À peine les attentats ont-ils eu lieu que les médias conservateurs ont privilégié la thèse islamiste, plutôt que celle du terrorisme intérieur, contrairement à ce que les modérés ont pensé plus tôt. Le fait donc que les deux suspects soient des musulmans originaires d’Asie centrale, pas du Moyen-Orient, fait craindre aux musulmans américains un amalgame comme celui qui a suivi le 11-Septembre, une sorte de racisme à l’encontre de l’ensemble de la communauté musulmane aux États-Unis, racisme qui s’était en quelque sorte apaisé au cours des quelques dernières années ». Notons que cela est dû surtout à l’absence de nouveaux attentats sur le territoire américain, aux discours apaisants de Barack Obama à la communauté musulmane, à l’ouverture d’un centre communautaire musulman à proximité du Ground Zero à New York (même si une partie de l’opinion américaine ne l’avait pas acceptée)...

 

(Lire aussi: Attentat de Boston : les suspects adeptes des sites islamistes ?)

 

« Tout ça avait joué à contribuer à une pédagogie aux États-Unis visant à promouvoir une distinction entre islam et islamisme. Là, forcément, on commence à voir de nouvelles menaces, ça devient irrationnel, et quand l’irrationalité prend le pouvoir, des parallèles, des raccourcis très rapides voient le jour – on l’a vu aussi en France (nous nous référons notamment à l’affaire Merah) – entre islam et islamisme, et donc islamophobie. »

Réseaux sociaux
De même, il est essentiel de noter que dans la foulée des attentats de Boston, les réseaux sociaux ont très clairement démontré les réflexes de la société américaine.

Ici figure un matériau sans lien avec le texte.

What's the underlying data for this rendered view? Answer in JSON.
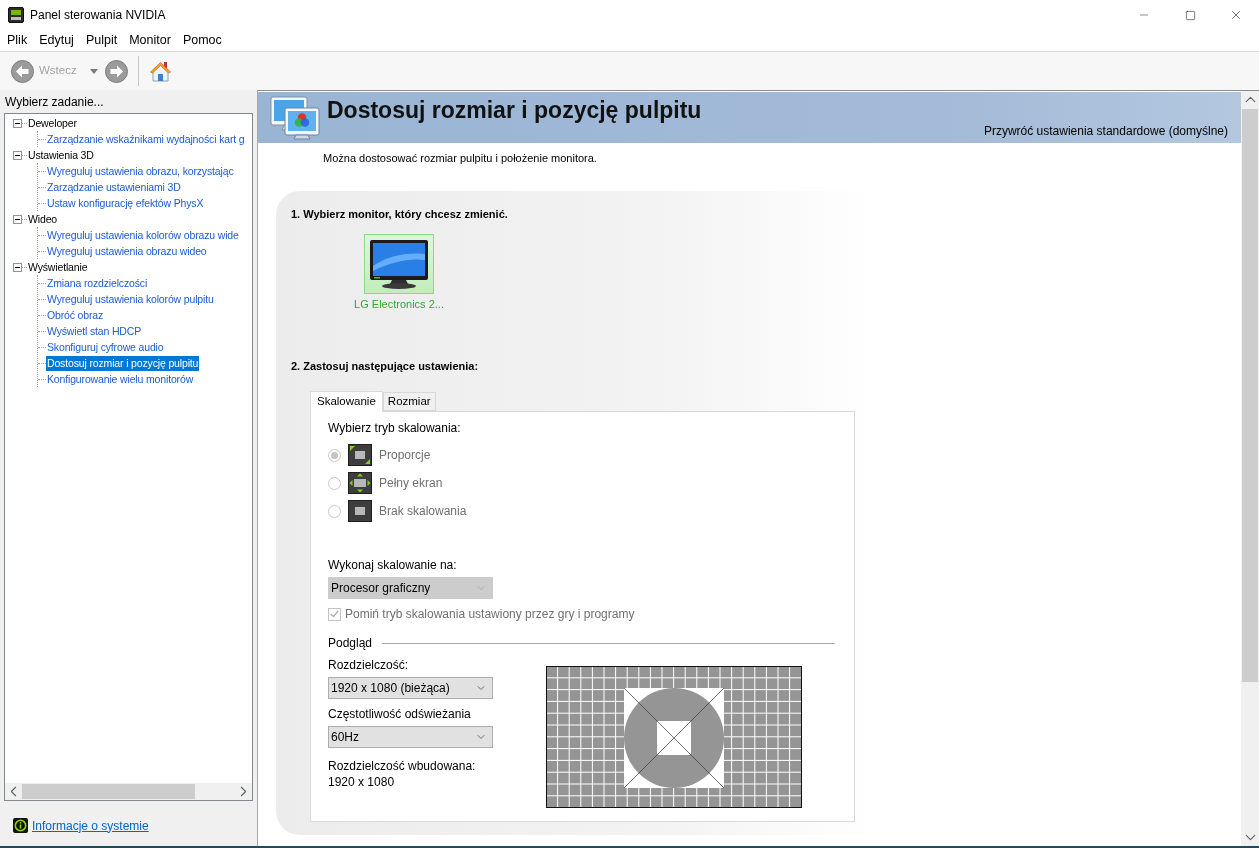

Dès lundi soir, un tweet circulait, révélant l’angoisse de la communauté musulmane US : « Please don’t be a Muslim », craignant à juste titre de revivre ce qui a suivi le 11-Septembre. Pour Mme Vallet, « effectivement, le risque est grand. D’un côté on peut penser que le président, qui a fait preuve de modération dans la qualification des événements (tardant à utiliser le mot de terrorisme), pèsera fort dans la balance pour prévenir la stigmatisation. D’un autre côté, dans une période où les États-Unis vivent une crise identitaire très forte (le fameux Who Are We de Samuel Huntington) liée à l’évolution démographique du pays, et où les groupuscules “haineux” d’extrême droite ont proliféré depuis une décennie, le terreau est fertile ; les risques sont donc énormes pour une communauté qui serait dénoncée car présumée coupable d’avoir porté atteinte à des symboles forts de l’identité nationale ». Toutefois, M. Snégaroff tempère un peu ces craintes de discrimination et de haine : « Il y en a toujours, il ne faut pas non plus exagérer, il y a toujours eu des radicaux pour s’exprimer ainsi sur les réseaux sociaux. La crainte réside dans le passage à l’acte, surtout dans le fait que dans l’opinion publique américaine, disons modérée, le “mainstream”, s’enracine l’idée que les musulmans sont des citoyens dangereux par définition, et pas intégrables à la société américaine. »

 

(Lire aussi : Boston : les droits du suspect peuvent être limités pour raisons de sécurité)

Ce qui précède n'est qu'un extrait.